Mantan Komisioner Komnas HAM menegaskan, merupakan tugas negara China untuk melindungi hak asasi warga negaranya dari pihak-pihak yang ingin mengganggu atau meniadakannya. Muslim Uighur sejatinya mendapatkan perlindungan dari pemerintahnya sendiri, China.

Kata Maneger, pemerintah Indonesia punya mandat dan kewajiban konstitusional untuk mendorong dunia internasional untuk memaksa pemerintah China menghentikan kejahatan kemanusiaan terhadap warga negaranya sendiri, Uighur.

Karena itu, pihaknya mendorong organisasi internasional untuk memastikan terpenuhinya hak-hak muslim Uighur sesuai dengan Konvensi Jenewa 1949 dan Statuta Roma.

Menurut Maneger, peristiwa kejahatan yang menimpa Muslim Uighur di China telah menjurus kepada Genosida (usaha pembersihan etnis) karena dilakukan secara terstruktur, sistematis, dan masif, dimulai dengan kebijakan- kebijakan Pemerintah China yang menyudutkan keberadaan Muslim Uighur.

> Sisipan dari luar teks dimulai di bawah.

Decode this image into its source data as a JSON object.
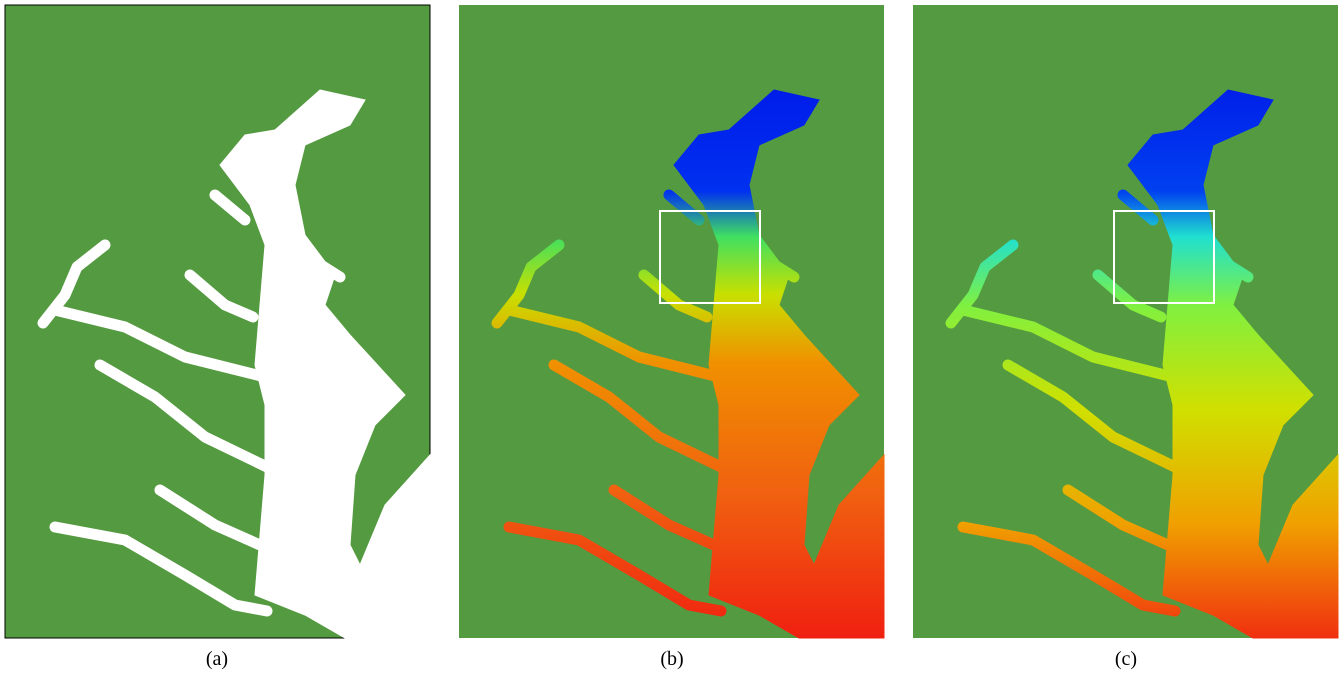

Konvensi Jenewa (Konvensi Palang Merah) tahun 1949 mengenai perlindungan korban perang dan sengketa bersenjata non-Internasional dapat dijadikan rujukan dalam melakukan perlindungan terhadap rakyat Muslim Uighur.

Ia menambahkan, kasus kejahatan kemanusiaan terhadap Muslim di Uighur, seperti pembunuhan, penyiksaan, pembakaran sekolah, pemusnahan tempat beribadah dan ketidakbebasan untuk menjalankan kepercayaan dalam beribadah yang dilakukan oleh pihak berkuasa dalam hal ini negara China sangat terbuka bagi Mahkamah Pidana Internasional untuk melaksanakan kompetensi dan yurisdiksinya terhadap kasus ini, karena fakta-fakta yang terjadi dalam kasus kejahatan kemanusiaan terhadap Muslim di Uighur ini telah terpenuhi syarat materilnya yang ditetapkan dalam Statuta Roma khususnya yang ada di Pasal 7 berkenaan dengan kejahatan terhadap kemanusiaan.

Selain itu, pihaknya juga mendesak dewan HAM PBB dan organisasi internasional untuk mengajukan kasus yang terjadi terhadap muslim Uighur ke peradilan Internasional seperti ICC (International Criminal Court) yang diatur dalam statuta Roma tahun 1998.

“Pemerintah Indonesia perlu melakukan upaya-upaya serius untuk mengelola dinamika ekspresi solidaritas dalam negeri terhadap penderitaan Muslim di Uighur,” tandas Direktur PusdikHAM Uhamka itu.